Sisowath Sirik Matak - Involvement in Politics in Cambodia

Involvement in Politics in Cambodia

Sirik Matak was born in Phnom Penh, and was a member of the Sisowath branch of the Varman Dynasty, being the great-grandson of Sisowath of Cambodia. He was recruited into the colonial civil service in 1930.

Under the colonial French-imposed constitution, any member of the Norodom or Sisowath branches of the family could be selected as king, and Sirik Matak was therefore one of the possible contenders to the Cambodian throne. In 1941, after the death of King Sisowath Monivong, the French authorities selected Sirik Matak's cousin Norodom Sihanouk to be King, believing him to be relatively pliant. Sihanouk later accused Sirik Matak of harbouring a deep resentment against him, stating that he "hated me from childhood days because he thought his uncle, Prince Sisowath Monireth, should have been placed on the throne instead of myself. He even had a notion that he himself should have been chosen".

After the Second World War, Sirik Matak became increasingly involved in Cambodian politics.
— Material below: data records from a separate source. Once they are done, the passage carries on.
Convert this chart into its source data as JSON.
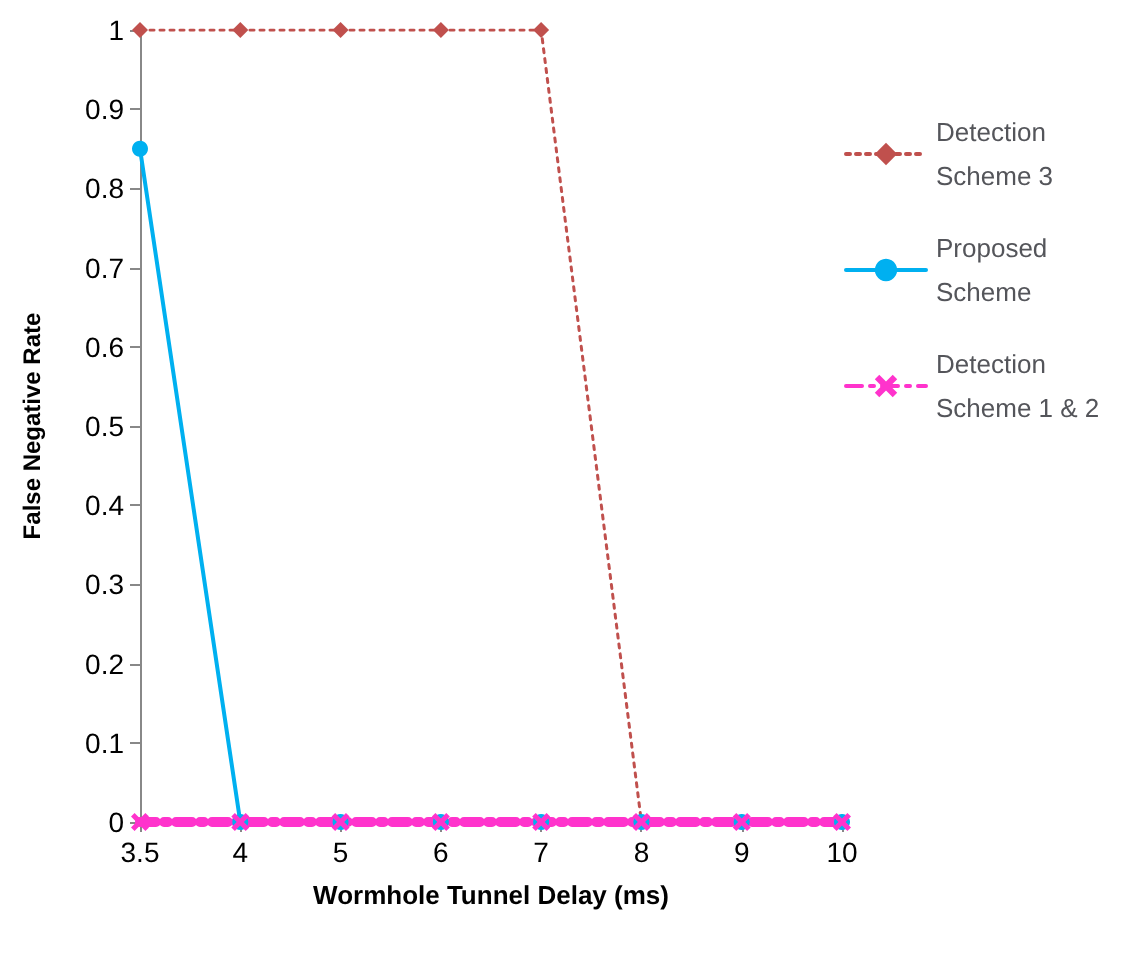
{
  "chart_data": {
    "type": "line",
    "xlabel": "Wormhole Tunnel Delay (ms)",
    "ylabel": "False Negative Rate",
    "categories": [
      "3.5",
      "4",
      "5",
      "6",
      "7",
      "8",
      "9",
      "10"
    ],
    "series": [
      {
        "name": "Detection Scheme 3",
        "color": "#c0504d",
        "marker": "diamond",
        "line_style": "dotted",
        "values": [
          1,
          1,
          1,
          1,
          1,
          0,
          0,
          0
        ]
      },
      {
        "name": "Proposed Scheme",
        "color": "#00b0f0",
        "marker": "circle",
        "line_style": "solid",
        "values": [
          0.85,
          0,
          0,
          0,
          0,
          0,
          0,
          0
        ]
      },
      {
        "name": "Detection Scheme 1 & 2",
        "color": "#ff33cc",
        "marker": "cross",
        "line_style": "dashed",
        "values": [
          0,
          0,
          0,
          0,
          0,
          0,
          0,
          0
        ]
      }
    ],
    "ylim": [
      0,
      1
    ],
    "yticks": [
      0,
      0.1,
      0.2,
      0.3,
      0.4,
      0.5,
      0.6,
      0.7,
      0.8,
      0.9,
      1
    ],
    "grid": false,
    "legend": "right"
  }
}
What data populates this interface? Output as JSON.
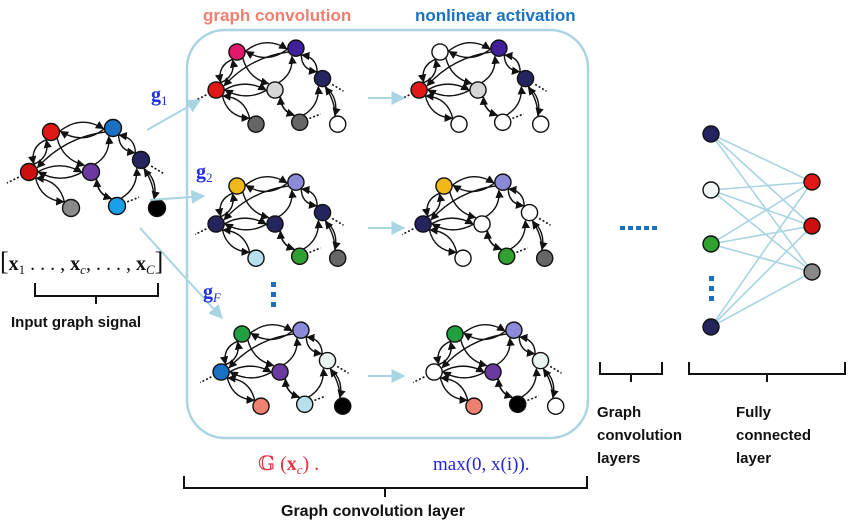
{
  "headers": {
    "graph_convolution": "graph convolution",
    "nonlinear_activation": "nonlinear activation"
  },
  "filters": {
    "g1": {
      "base": "g",
      "sub": "1"
    },
    "g2": {
      "base": "g",
      "sub": "2"
    },
    "gF": {
      "base": "g",
      "sub": "F"
    }
  },
  "signal": {
    "lbr": "[",
    "x1": "x",
    "x1_sub": "1",
    "dots1": " . . . , ",
    "xc": "x",
    "xc_sub": "c",
    "dots2": ", . . . , ",
    "xC": "x",
    "xC_sub": "C",
    "rbr": "]",
    "label": "Input graph signal"
  },
  "formulas": {
    "conv_G": "𝔾",
    "conv_open": " (",
    "conv_x": "x",
    "conv_sub": "c",
    "conv_close": ") .",
    "activation": "max(0, x(i))."
  },
  "labels": {
    "gc_layers": [
      "Graph",
      "convolution",
      "layers"
    ],
    "fc_layer": [
      "Fully",
      "connected",
      "layer"
    ],
    "gc_layer": "Graph convolution layer"
  },
  "colors": {
    "header_conv": "#f08070",
    "header_act": "#1a73c0",
    "filter_label": "#1e2fe0",
    "conv_formula": "#e8323c",
    "act_formula": "#2424d8",
    "arrow": "#a9d4e2",
    "panel_border": "#a9d4e2",
    "fc_edge": "#a9d4e2",
    "dots": "#1f6fc0"
  },
  "icons": {
    "ellipsis_horizontal": "ellipsis-icon",
    "ellipsis_vertical": "vertical-ellipsis-icon"
  }
}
As a part of the right-wing Khmer Renovation party headed by Lon Nol, he took part in the National Assembly elections in 1947, though the party failed to win any seats. Sihanouk, then acting as Prime Minister, placed him in charge of defence in 1952, formally appointing him Minister of Defence in the interim government set up after independence in 1954; Sihanouk's Sangkum movement absorbed the Khmer Renovation Party prior to the Sangkum victory in the 1955 elections.

Despite the incorporation of much of the right-wing opposition into the Sangkum, Sirik Matak remained an implacable opponent of Sihanouk, and especially of the latter's toleration of North Vietnamese activity within Cambodia's borders. Throughout the 1960s, Sihanouk attempted to minimize Sirik Matak's leverage on domestic politics by successively appointing him as Ambassador to China, the Philippines, and Japan.